L'Argent

L'Argent (paragraphe n°1834)

Chapitre X

Gundermann, le matin où la baronne se présenta, était d'une humeur de dogue. La veille encore, l'Universelle avait remonté. On n'en finirait donc pas, avec cette bête vorace, qui lui avait mangé tant d'or et qui s'entêtait à ne pas mourir ! Elle était bien capable de se relever, de finir de nouveau en hausse, le 31 du mois ; et il grondait de s'être engagé dans cette rivalité désastreuse, lorsque peut-être il aurait mieux valu faire sa part à la maison nouvelle. Ebranlé dans sa tactique ordinaire,perdant sa foi dans la logique fatalement triomphante, il se serait, à cette minute, résigné à battre en retraite, s'il avait pu reculer sans tout perdre.
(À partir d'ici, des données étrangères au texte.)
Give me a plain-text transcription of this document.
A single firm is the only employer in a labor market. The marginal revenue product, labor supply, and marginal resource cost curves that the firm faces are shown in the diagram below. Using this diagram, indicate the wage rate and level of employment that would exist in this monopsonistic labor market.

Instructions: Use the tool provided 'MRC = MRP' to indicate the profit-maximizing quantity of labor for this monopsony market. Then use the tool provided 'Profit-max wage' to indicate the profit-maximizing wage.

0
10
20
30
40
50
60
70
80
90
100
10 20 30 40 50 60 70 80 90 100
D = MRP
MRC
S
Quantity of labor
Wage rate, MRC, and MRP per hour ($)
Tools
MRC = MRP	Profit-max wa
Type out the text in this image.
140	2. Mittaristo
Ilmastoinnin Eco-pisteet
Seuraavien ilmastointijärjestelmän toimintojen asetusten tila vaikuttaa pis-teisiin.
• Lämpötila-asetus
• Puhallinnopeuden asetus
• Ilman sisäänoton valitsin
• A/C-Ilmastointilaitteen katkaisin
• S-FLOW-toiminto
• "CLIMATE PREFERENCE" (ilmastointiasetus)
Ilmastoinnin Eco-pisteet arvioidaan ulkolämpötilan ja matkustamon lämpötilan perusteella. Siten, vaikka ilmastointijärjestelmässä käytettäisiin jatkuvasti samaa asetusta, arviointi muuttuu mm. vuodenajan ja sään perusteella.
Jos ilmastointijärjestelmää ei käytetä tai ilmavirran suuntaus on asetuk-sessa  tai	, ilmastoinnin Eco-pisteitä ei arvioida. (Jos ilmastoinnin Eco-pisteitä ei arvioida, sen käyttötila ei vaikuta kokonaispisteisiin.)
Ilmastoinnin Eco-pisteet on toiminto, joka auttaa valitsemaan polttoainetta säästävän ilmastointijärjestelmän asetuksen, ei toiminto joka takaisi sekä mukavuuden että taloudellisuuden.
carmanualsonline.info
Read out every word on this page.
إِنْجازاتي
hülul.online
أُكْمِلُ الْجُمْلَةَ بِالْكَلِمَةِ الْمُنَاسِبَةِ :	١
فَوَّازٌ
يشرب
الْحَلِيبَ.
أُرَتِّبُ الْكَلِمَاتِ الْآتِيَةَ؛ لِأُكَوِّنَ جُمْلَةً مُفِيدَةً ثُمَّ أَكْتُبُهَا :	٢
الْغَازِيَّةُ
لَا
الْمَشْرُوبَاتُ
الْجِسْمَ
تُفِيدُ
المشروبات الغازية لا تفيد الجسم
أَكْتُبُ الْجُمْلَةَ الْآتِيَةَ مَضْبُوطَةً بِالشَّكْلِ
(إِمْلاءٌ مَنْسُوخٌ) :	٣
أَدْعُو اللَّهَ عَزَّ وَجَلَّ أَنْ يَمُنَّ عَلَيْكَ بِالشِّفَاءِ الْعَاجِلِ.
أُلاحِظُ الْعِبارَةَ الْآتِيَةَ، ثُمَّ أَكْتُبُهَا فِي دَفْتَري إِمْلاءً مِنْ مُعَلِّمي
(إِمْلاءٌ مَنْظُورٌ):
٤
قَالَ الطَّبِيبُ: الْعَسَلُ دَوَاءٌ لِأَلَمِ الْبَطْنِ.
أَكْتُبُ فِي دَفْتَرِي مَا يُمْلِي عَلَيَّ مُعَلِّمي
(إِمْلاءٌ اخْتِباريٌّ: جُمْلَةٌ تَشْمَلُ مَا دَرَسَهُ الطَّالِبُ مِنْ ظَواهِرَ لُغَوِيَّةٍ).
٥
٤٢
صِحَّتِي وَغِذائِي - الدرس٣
Ils étaient rares chez lui, ces moments de découragement que les plus grands capitaines ont connus, à la veille même de la victoire, lorsque les hommes et les choses veulent leur succès. Et ce trouble d'une vue puissante, si nette d'habitude, venait du brouillard qui se produit à la longue, de ce mystère des opérations de Bourse, sous lesquelles il n'est jamais possible de mettre un nom à coup sûr. Certes, Saccard achetait, jouait. Mais était-ce pour des clients sérieux, était-ce pour la société elle-même ? Il finissait par ne plus le savoir, au milieu des commérages qu'on lui rapportait de toutes parts. Les portes de son cabinet immense claquaient, tout son personnel tremblait de sa colère, il accueillait les remisiers si brutalement, que leur défilé accoutumé se tournait en un galop de déroute.